|Review||Tightrope (1984)||Director||Richard Tuggle|
|Cast||Clint Eastwood, Genevieve Bujold, Dan Hedaya, Alison Eastwood and Jennifer Beck|
“There’s a darkness inside all of us, Wes. You, me and the man down the street. Some have it under control, others act it out. The rest of us try to walk the tightrope between the two.” – Lawyer friend of Wes Block
New Orleans cop Wes Block (Eastwood), a single dad of two girls, goes after a serial killer-rapist who’s prowling the French Quarter of New Orleans. As Block gets nearer to his target he starts indulging in all sorts of kinky activities under the guise of investigation and gradually realizes that the two of them are the opposite sides of the same coin. Soon Block catches the killer’s attention and any woman whom he gets close to is in grave danger…even his teenage daughter.
It’s a stretch to coin any of Eastwood’s movies as genuine cult items but some of them stray fairly from the mainstream. The legendary actor/director is a favourite of mine and I wanted to cover at least one of his movies and “Tightrope” fits the bill perfectly as something slightly different. For one thing the sleaze factor is pretty high and the character of Wes is a radical departure from the Harry Callahan’s and other similar lone ranger types of law officials Eastwood is known for. Far from being the morally upstanding and confident detective; Wes continually gives into his carnal desires and seeks out kinky activities for his own gratification. He’s a borderline alcoholic as well. Wes is in fact much more human than the no-nonsense heroes Eastwood had perfected up to that point in Westerns and action films. And he embraces the role with full force, quite bravely disclosing Wes’s frailties and insecurities as he closes in on a vicious psychopath whom he fears he bears more than a passing resemblance to.

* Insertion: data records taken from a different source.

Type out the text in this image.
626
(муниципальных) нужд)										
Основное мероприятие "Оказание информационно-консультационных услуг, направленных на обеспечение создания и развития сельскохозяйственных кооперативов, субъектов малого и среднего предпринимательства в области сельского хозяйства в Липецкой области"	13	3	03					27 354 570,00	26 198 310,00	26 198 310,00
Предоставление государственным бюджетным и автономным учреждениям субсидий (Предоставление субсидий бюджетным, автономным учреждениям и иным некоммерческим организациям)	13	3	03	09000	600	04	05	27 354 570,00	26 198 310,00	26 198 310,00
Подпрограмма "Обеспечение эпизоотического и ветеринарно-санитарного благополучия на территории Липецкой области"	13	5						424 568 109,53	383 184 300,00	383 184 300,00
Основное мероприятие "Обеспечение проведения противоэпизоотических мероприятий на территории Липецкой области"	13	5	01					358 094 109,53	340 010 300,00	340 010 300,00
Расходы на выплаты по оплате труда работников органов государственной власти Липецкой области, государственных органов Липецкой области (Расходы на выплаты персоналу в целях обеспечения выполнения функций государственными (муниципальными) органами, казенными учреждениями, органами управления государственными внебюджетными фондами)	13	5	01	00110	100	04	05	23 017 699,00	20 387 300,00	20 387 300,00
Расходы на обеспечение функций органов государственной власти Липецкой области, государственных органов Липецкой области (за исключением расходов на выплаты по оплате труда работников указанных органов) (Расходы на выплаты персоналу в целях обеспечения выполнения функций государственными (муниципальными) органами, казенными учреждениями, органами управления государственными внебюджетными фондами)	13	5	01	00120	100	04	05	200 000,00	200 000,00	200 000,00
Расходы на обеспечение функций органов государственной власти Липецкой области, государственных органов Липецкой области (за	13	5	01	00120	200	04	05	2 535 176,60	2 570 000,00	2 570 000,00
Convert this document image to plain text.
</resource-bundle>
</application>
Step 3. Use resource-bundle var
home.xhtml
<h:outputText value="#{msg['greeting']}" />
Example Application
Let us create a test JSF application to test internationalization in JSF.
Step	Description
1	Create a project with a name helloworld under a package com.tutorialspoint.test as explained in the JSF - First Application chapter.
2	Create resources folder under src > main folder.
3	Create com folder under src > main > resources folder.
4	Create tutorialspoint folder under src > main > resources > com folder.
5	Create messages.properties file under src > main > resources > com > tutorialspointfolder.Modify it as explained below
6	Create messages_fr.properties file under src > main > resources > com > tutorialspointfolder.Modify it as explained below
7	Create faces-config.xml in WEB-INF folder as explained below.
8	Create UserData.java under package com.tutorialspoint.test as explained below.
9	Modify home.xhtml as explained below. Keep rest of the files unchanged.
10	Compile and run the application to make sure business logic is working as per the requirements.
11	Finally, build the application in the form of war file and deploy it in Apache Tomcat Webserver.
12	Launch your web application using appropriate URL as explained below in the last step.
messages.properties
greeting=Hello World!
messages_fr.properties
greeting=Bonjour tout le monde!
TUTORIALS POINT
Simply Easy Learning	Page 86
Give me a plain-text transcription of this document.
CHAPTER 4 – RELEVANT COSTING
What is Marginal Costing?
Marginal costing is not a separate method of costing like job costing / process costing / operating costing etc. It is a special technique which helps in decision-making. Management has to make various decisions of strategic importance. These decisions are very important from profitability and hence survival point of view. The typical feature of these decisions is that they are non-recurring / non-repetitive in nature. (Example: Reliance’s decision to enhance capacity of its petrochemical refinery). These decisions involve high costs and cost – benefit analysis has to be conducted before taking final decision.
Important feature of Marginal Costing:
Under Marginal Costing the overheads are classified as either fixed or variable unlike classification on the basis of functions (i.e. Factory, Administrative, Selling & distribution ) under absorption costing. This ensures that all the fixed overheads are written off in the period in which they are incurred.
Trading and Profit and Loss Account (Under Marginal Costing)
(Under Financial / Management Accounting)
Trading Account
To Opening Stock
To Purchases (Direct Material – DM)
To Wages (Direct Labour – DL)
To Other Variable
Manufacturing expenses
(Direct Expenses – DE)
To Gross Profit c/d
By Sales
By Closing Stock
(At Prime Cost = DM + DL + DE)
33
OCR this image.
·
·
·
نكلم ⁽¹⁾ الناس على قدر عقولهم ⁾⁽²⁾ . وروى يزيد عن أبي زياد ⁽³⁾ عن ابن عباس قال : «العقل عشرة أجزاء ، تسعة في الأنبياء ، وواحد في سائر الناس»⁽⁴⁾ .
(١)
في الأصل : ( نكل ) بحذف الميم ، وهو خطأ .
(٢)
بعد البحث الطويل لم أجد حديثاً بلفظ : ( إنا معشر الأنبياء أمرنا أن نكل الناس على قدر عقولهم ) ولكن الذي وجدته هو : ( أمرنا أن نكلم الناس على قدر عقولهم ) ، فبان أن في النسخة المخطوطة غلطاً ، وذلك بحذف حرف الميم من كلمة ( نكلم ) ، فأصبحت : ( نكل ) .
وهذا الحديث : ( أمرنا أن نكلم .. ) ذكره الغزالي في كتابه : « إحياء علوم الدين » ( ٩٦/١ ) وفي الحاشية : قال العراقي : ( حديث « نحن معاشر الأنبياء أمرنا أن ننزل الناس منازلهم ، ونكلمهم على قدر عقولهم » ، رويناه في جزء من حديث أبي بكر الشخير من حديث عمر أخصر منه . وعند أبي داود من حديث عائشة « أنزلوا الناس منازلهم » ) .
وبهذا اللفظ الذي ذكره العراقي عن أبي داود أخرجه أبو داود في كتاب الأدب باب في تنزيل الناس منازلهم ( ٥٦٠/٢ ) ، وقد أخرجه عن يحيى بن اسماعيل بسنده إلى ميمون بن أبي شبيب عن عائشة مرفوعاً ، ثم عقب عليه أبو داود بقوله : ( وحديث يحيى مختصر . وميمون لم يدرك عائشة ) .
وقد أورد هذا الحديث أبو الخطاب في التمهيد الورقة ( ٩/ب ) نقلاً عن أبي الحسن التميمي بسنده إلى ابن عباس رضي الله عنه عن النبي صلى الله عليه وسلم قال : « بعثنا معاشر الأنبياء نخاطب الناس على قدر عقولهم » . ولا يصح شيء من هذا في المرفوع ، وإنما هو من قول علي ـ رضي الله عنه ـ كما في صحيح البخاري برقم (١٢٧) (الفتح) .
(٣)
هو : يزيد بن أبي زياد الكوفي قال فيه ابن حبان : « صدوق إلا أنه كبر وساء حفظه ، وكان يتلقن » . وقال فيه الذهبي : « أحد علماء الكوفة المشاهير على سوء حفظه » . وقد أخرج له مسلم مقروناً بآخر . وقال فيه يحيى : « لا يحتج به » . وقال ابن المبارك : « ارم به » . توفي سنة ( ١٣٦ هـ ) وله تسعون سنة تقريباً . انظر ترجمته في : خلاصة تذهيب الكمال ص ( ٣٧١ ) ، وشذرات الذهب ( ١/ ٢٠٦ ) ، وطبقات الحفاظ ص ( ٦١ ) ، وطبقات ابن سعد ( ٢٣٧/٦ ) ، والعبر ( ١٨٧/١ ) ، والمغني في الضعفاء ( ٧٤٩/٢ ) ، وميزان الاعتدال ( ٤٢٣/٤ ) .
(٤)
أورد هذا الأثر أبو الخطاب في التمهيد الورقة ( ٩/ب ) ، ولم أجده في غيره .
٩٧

The bleak look of the film is noteworthy as well. New Orleans has always been a picturesque background for any film but it looks especially menacing here. The lowlight alley street corners and dark corridors of various seedy establishments Wes goes to investigate (and fulfil his own desires) figuratively witness the character’s gradual descent into an abyss that’s almost consuming him. It’s a sobering look at an actor who’s stretching himself character wise, Eastwood comes out a winner and the look of the film compliments it beautifully.
The killer himself is of special interest as well. It’s almost irrelevant who’s behind the murders as the story solely focuses on Wes’s identification with him and vice versa. That said; he’s quite the menacing presence appearing in various guises (and even with a creepy mask) and able to strike very close to Wes’s home. Although “Tightrope” is never especially bloody or graphic it has a certain slasher-film vibe running through and the killer’s targets and methods enhance that feel.
Genevieve Bujold stars as Beryl Thibodeaux, an activist who runs a rape crisis center, and she’s the only person who seems to understand Wes’s predicament. She’s not an especially realized character but the scenes between her and Eastwood do show a side to Wes that he wants to keep intact. Bujold is fine in the role and plays well opposite Eastwood. Alison Eastwood performs admirably in a rather difficult role for a youngster and the always likable supporting actor Dan Hedaya does well as Wes’s partner.
Story has it that writer and director Richard Tuggle was replaced by Eastwood in the directing chair as filming went on. Whether that’s true or not any behind the scenes drama didn’t damage the finished product as “Tightrope” is a remarkably accomplished and focused thriller that will always be somewhat of an anomaly in Eastwood’s career.